DAVOS – Sixty-two. That is how many of the world’s wealthiest people own as much as the poorest 3.6 billion, down from 388 people in 2010. This shocking figure has made the rounds at this week’s annual meeting of the World Economic Forum (WEF) in Davos, as political and business leaders debate how to improve the state of the global economy. The question is whether the global elite attending Davos will take action to combat damagingly high (and growing) economic inequality.
World leaders have been worried about the rise in inequality for several years now; last September, they agreed to a Global Goal to reduce it. Yet the gap between the richest and the rest has continued to grow. This time last year, Oxfam predicted that the wealth of the top 1% would overtake that of the rest of the population by 2016; that milestone was reached two months ahead of schedule.

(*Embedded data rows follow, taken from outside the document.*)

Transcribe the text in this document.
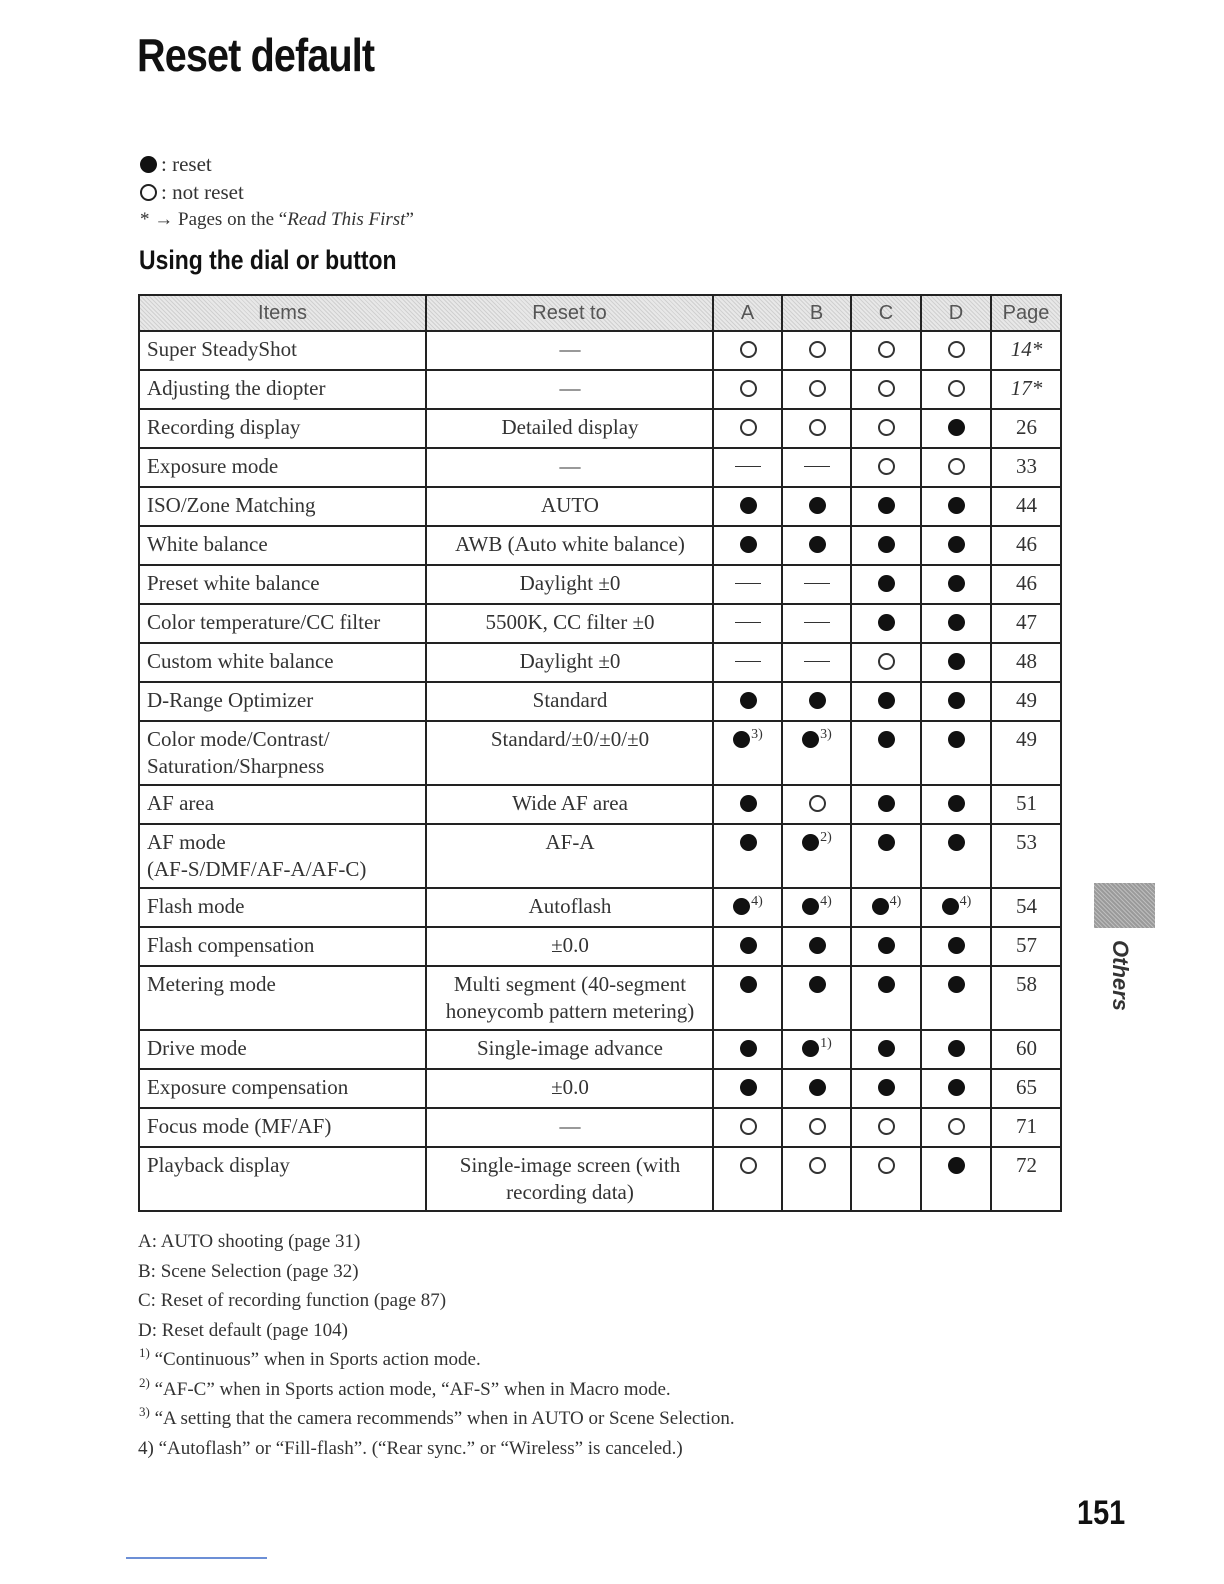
Reset default
: reset
: not reset
* → Pages on the “ Read This First ”
Using the dial or button
Items	Reset to	A	B	C	D	Page
Super SteadyShot	—					14*
Adjusting the diopter	—					17*
Recording display	Detailed display					26
Exposure mode	—					33
ISO/Zone Matching	AUTO					44
White balance	AWB (Auto white balance)					46
Preset white balance	Daylight ±0					46
Color temperature/CC filter	5500K, CC filter ±0					47
Custom white balance	Daylight ±0					48
D-Range Optimizer	Standard					49
Color mode/Contrast/
Saturation/Sharpness	Standard/±0/±0/±0	$^{3)}$	$^{3)}$			49
AF area	Wide AF area					51
AF mode
(AF-S/DMF/AF-A/AF-C)	AF-A		$^{2)}$			53
Flash mode	Autoflash	$^{4)}$	$^{4)}$	$^{4)}$	$^{4)}$	54
Flash compensation	±0.0					57
Metering mode	Multi segment (40-segment
honeycomb pattern metering)					58
Drive mode	Single-image advance		$^{1)}$			60
Exposure compensation	±0.0					65
Focus mode (MF/AF)	—					71
Playback display	Single-image screen (with
recording data)					72
A: AUTO shooting (page 31)
B: Scene Selection (page 32)
C: Reset of recording function (page 87)
D: Reset default (page 104)
$^{1)}$ “Continuous” when in Sports action mode.
$^{2)}$ “AF-C” when in Sports action mode, “AF-S” when in Macro mode.
$^{3)}$ “A setting that the camera recommends” when in AUTO or Scene Selection.
4) “Autoflash” or “Fill-flash”. (“Rear sync.” or “Wireless” is canceled.)
Others
151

The longer we wait to take action, the more serious the consequences will be. Economic inequality is a corrosive force that undermines economic growth, hampers the fight against poverty, and sparks social unrest. In 2012, the WEF’s global risk report highlighted severe income inequality as the single greatest threat to social and political stability. Oxfam estimates that, without strong efforts to tackle inequality, the much-heralded goal of eradicating extreme poverty by 2030 will be impossible to reach.
The very real damage inequality does to people’s lives is evident across the globe. For example, garment workers in Myanmar told Oxfam that, even with overtime, they could not afford housing, food, and medicine. At the other end of the retail chain, the CEO’s of the clothing companies enjoy multimillion-dollar pay deals.